With these open source superpowers, enterprises are enabled to create and host subject matter expert LLMs, that are tuned to excel at specific use cases rather than generalized to be pretty good at everything.
Cloudera – Enabling Generative AI for the Enterprise
If taking on this new frontier of Generative AI feels daunting, don’t worry, Cloudera is here to help guide you on this journey. We have several unique advantages that position us as the perfect partner to extract maximum value from LLMs with your own proprietary or regulated data, without the risk of exposing it.
Cloudera is the only company that offers an open data lakehouse in both public and private clouds. We provide a suite of purpose built data services enabling development across the data lifecycle, from the edge to AI. Whether that’s real-time data streaming, storing and analyzing data in open lakehouses, or deploying and monitoring machine learning models, the Cloudera Data Platform (CDP) has you covered.
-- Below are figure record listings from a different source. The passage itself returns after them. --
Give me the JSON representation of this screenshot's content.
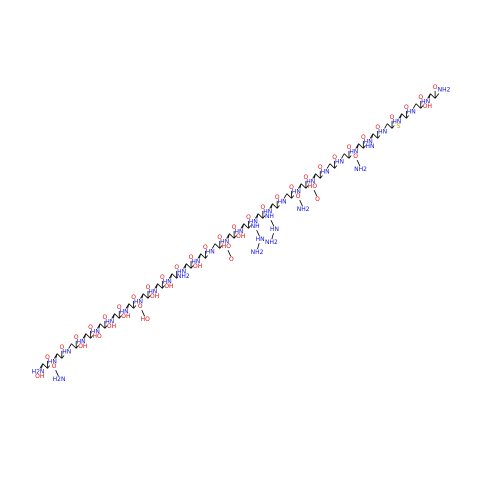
{
  "molecule": {
    "residues": [
      {
        "n": "H2N",
        "o": "O",
        "side": [
          "OH"
        ]
      },
      {
        "n": "HN",
        "o": "O",
        "side": [
          "O",
          "H2N"
        ]
      },
      {
        "n": "HN",
        "o": "O",
        "side": []
      },
      {
        "n": "HN",
        "o": "O",
        "side": [
          "OH"
        ]
      },
      {
        "n": "HN",
        "o": "O",
        "side": [
          "HO"
        ]
      },
      {
        "n": "HN",
        "o": "O",
        "side": [
          "OH"
        ]
      },
      {
        "n": "HN",
        "o": "O",
        "side": [
          "OH"
        ]
      },
      {
        "n": "HN",
        "o": "O",
        "side": [
          "O",
          "HO"
        ]
      },
      {
        "n": "HN",
        "o": "O",
        "side": [
          "OH"
        ]
      },
      {
        "n": "HN",
        "o": "O",
        "side": [
          "OH"
        ]
      },
      {
        "n": "HN",
        "o": "O",
        "side": [
          "NH2"
        ]
      },
      {
        "n": "HN",
        "o": "O",
        "side": [
          "OH"
        ]
      },
      {
        "n": "HN",
        "o": "O",
        "side": []
      },
      {
        "n": "HN",
        "o": "O",
        "side": [
          "HO",
          "O"
        ]
      },
      {
        "n": "HN",
        "o": "O",
        "side": [
          "OH"
        ]
      },
      {
        "n": "HN",
        "o": "O",
        "side": [
          "NH",
          "HN",
          "NH2"
        ]
      },
      {
        "n": "HN",
        "o": "O",
        "side": [
          "NH",
          "HN",
          "NH2"
        ]
      },
      {
        "n": "HN",
        "o": "O",
        "side": []
      },
      {
        "n": "HN",
        "o": "O",
        "side": [
          "O",
          "NH2"
        ]
      },
      {
        "n": "HN",
        "o": "O",
        "side": [
          "HO",
          "O"
        ]
      },
      {
        "n": "HN",
        "o": "O",
        "side": []
      },
      {
        "n": "HN",
        "o": "O",
        "side": []
      },
      {
        "n": "HN",
        "o": "O",
        "side": [
          "O",
          "NH2"
        ]
      },
      {
        "n": "HN",
        "o": "O",
        "side": [
          "HN"
        ]
      },
      {
        "n": "HN",
        "o": "O",
        "side": []
      },
      {
        "n": "HN",
        "o": "O",
        "side": [
          "S"
        ]
      },
      {
        "n": "HN",
        "o": "O",
        "side": []
      },
      {
        "n": "HN",
        "o": "O",
        "side": [
          "OH"
        ]
      }
    ],
    "terminal": "NH2"
  }
}
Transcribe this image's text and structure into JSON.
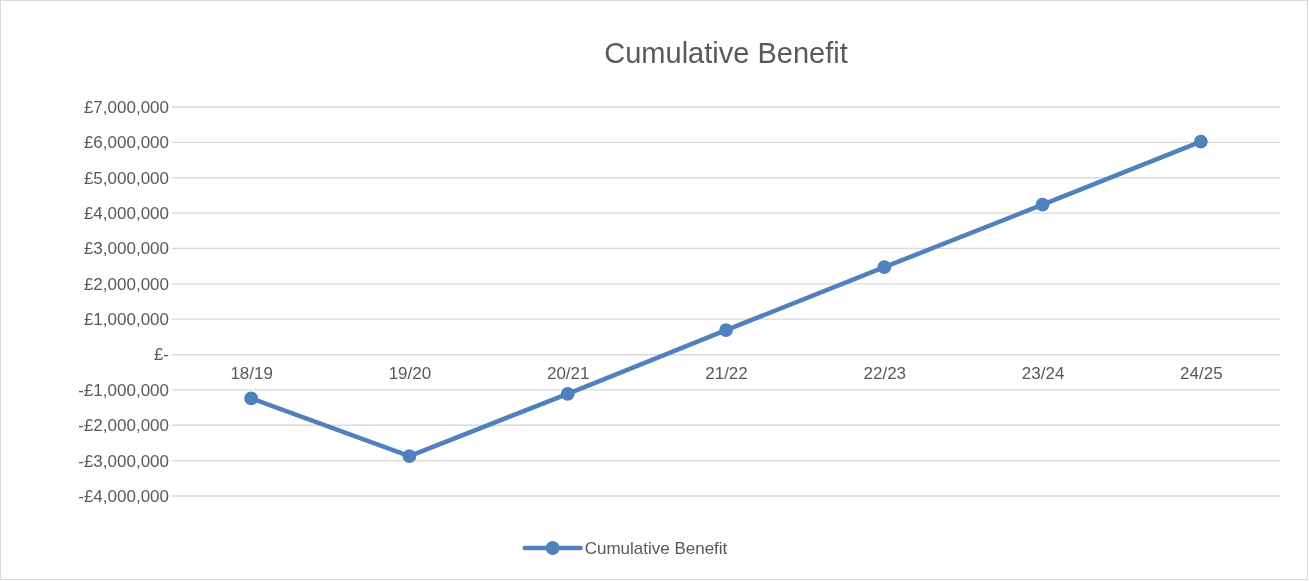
{
  "chart_data": {
    "type": "line",
    "title": "Cumulative Benefit",
    "categories": [
      "18/19",
      "19/20",
      "20/21",
      "21/22",
      "22/23",
      "23/24",
      "24/25"
    ],
    "series": [
      {
        "name": "Cumulative Benefit",
        "color": "#4f81bd",
        "values": [
          -1240000,
          -2870000,
          -1110000,
          690000,
          2470000,
          4240000,
          6020000
        ]
      }
    ],
    "ylim": [
      -4000000,
      7000000
    ],
    "yticks": [
      {
        "value": -4000000,
        "label": "-£4,000,000"
      },
      {
        "value": -3000000,
        "label": "-£3,000,000"
      },
      {
        "value": -2000000,
        "label": "-£2,000,000"
      },
      {
        "value": -1000000,
        "label": "-£1,000,000"
      },
      {
        "value": 0,
        "label": "£-"
      },
      {
        "value": 1000000,
        "label": "£1,000,000"
      },
      {
        "value": 2000000,
        "label": "£2,000,000"
      },
      {
        "value": 3000000,
        "label": "£3,000,000"
      },
      {
        "value": 4000000,
        "label": "£4,000,000"
      },
      {
        "value": 5000000,
        "label": "£5,000,000"
      },
      {
        "value": 6000000,
        "label": "£6,000,000"
      },
      {
        "value": 7000000,
        "label": "£7,000,000"
      }
    ],
    "grid": "y",
    "legend": "bottom",
    "marker": "circle",
    "line_style": "solid"
  }
}
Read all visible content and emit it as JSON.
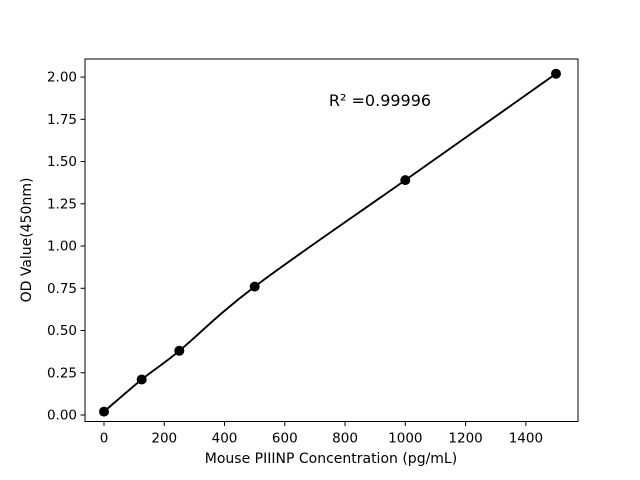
{
  "chart_data": {
    "type": "line",
    "title": "",
    "xlabel": "Mouse PIIINP Concentration (pg/mL)",
    "ylabel": "OD Value(450nm)",
    "annotation": "R² =0.99996",
    "r_squared": 0.99996,
    "x": [
      0,
      125,
      250,
      500,
      1000,
      1500
    ],
    "y": [
      0.02,
      0.21,
      0.38,
      0.76,
      1.39,
      2.02
    ],
    "xticks": [
      0,
      200,
      400,
      600,
      800,
      1000,
      1200,
      1400
    ],
    "xtick_labels": [
      "0",
      "200",
      "400",
      "600",
      "800",
      "1000",
      "1200",
      "1400"
    ],
    "yticks": [
      0,
      0.25,
      0.5,
      0.75,
      1.0,
      1.25,
      1.5,
      1.75,
      2.0
    ],
    "ytick_labels": [
      "0.00",
      "0.25",
      "0.50",
      "0.75",
      "1.00",
      "1.25",
      "1.50",
      "1.75",
      "2.00"
    ],
    "xlim": [
      -63,
      1573
    ],
    "ylim": [
      -0.0385,
      2.107
    ],
    "grid": false,
    "legend": null,
    "line_color": "#000000",
    "marker_color": "#000000",
    "axis_color": "#000000",
    "background_color": "#ffffff"
  }
}
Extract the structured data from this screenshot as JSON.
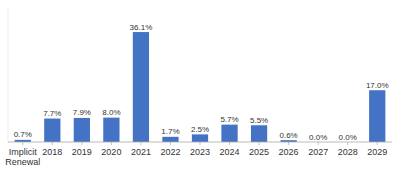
{
  "chart_data": {
    "type": "bar",
    "categories": [
      "Implicit\nRenewal",
      "2018",
      "2019",
      "2020",
      "2021",
      "2022",
      "2023",
      "2024",
      "2025",
      "2026",
      "2027",
      "2028",
      "2029"
    ],
    "values": [
      0.7,
      7.7,
      7.9,
      8.0,
      36.1,
      1.7,
      2.5,
      5.7,
      5.5,
      0.6,
      0.0,
      0.0,
      17.0
    ],
    "value_labels": [
      "0.7%",
      "7.7%",
      "7.9%",
      "8.0%",
      "36.1%",
      "1.7%",
      "2.5%",
      "5.7%",
      "5.5%",
      "0.6%",
      "0.0%",
      "0.0%",
      "17.0%"
    ],
    "color": "#4472C4",
    "ylim": [
      0,
      44
    ],
    "data_labels": true,
    "tick_labels": "x"
  }
}
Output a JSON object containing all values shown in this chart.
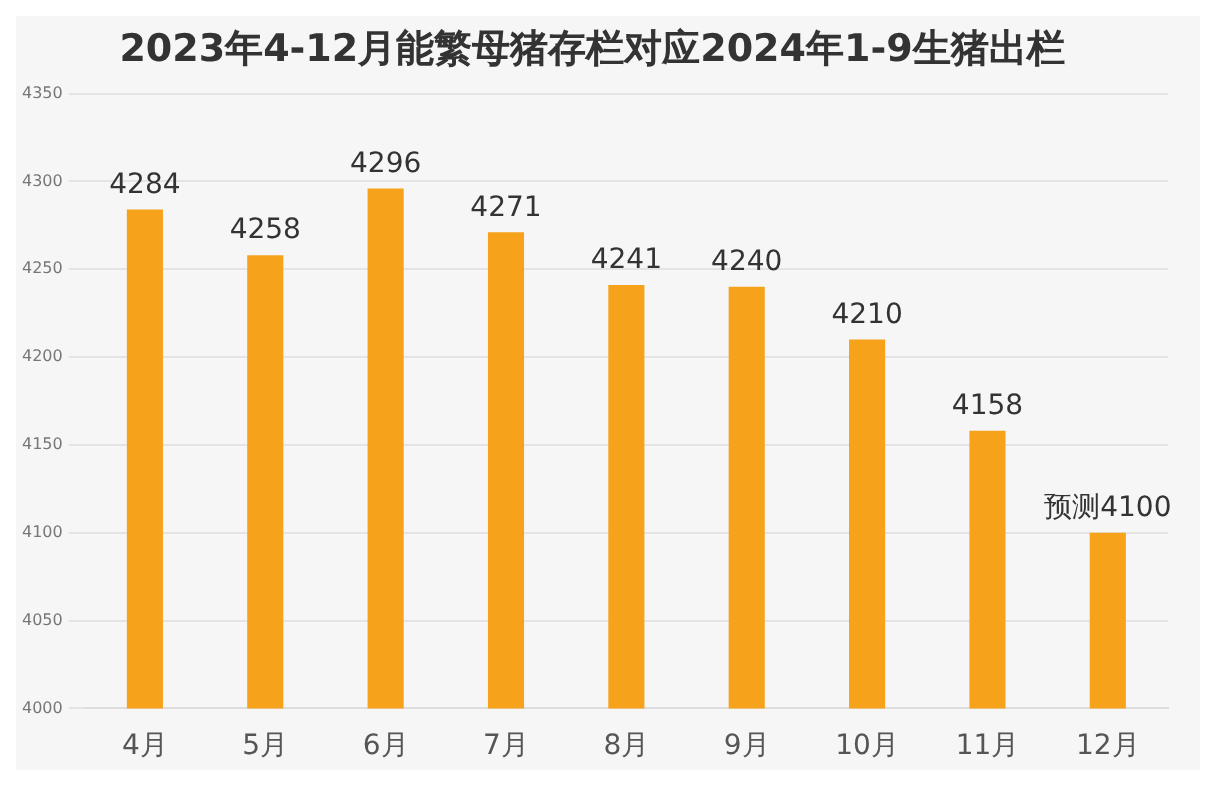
{
  "chart_data": {
    "type": "bar",
    "title": "2023年4-12月能繁母猪存栏对应2024年1-9生猪出栏",
    "categories": [
      "4月",
      "5月",
      "6月",
      "7月",
      "8月",
      "9月",
      "10月",
      "11月",
      "12月"
    ],
    "values": [
      4284,
      4258,
      4296,
      4271,
      4241,
      4240,
      4210,
      4158,
      4100
    ],
    "value_labels": [
      "4284",
      "4258",
      "4296",
      "4271",
      "4241",
      "4240",
      "4210",
      "4158",
      "预测4100"
    ],
    "color": "#f7a21b",
    "ylim": [
      4000,
      4350
    ],
    "yticks": [
      4000,
      4050,
      4100,
      4150,
      4200,
      4250,
      4300,
      4350
    ],
    "grid": "y",
    "legend": false
  }
}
Cloudera Machine Learning (CML) is one of these data services provided in CDP. With CML, businesses can build their own AI application powered by an open source LLM of their choice, with their data, all hosted internally in the enterprise, empowering all their developers and lines of business – not just data scientists and ML teams – and truly democratizing AI.
It’s Time to Get Started
At the start of this blog, we described Generative AI as a wave, but to be honest it’s more like a tsunami. To stay relevant companies need to start experimenting with the technology today so that they can prepare to productionize in the very near future. To this end, we are happy to announce the release of a new Applied ML Prototype (AMP) to accelerate your AI and LLM experimentation. LLM Chatbot Augmented with Enterprise Data is the first of a series of AMPs that will demonstrate how to make use of open source libraries and technologies to enable Generative AI for the enterprise.
This AMP is a demonstration of the RAG solution discussed in this blog. The code is 100% open source, so anyone can make use of it, and all Cloudera customers can deploy with a single click in their CML workspace.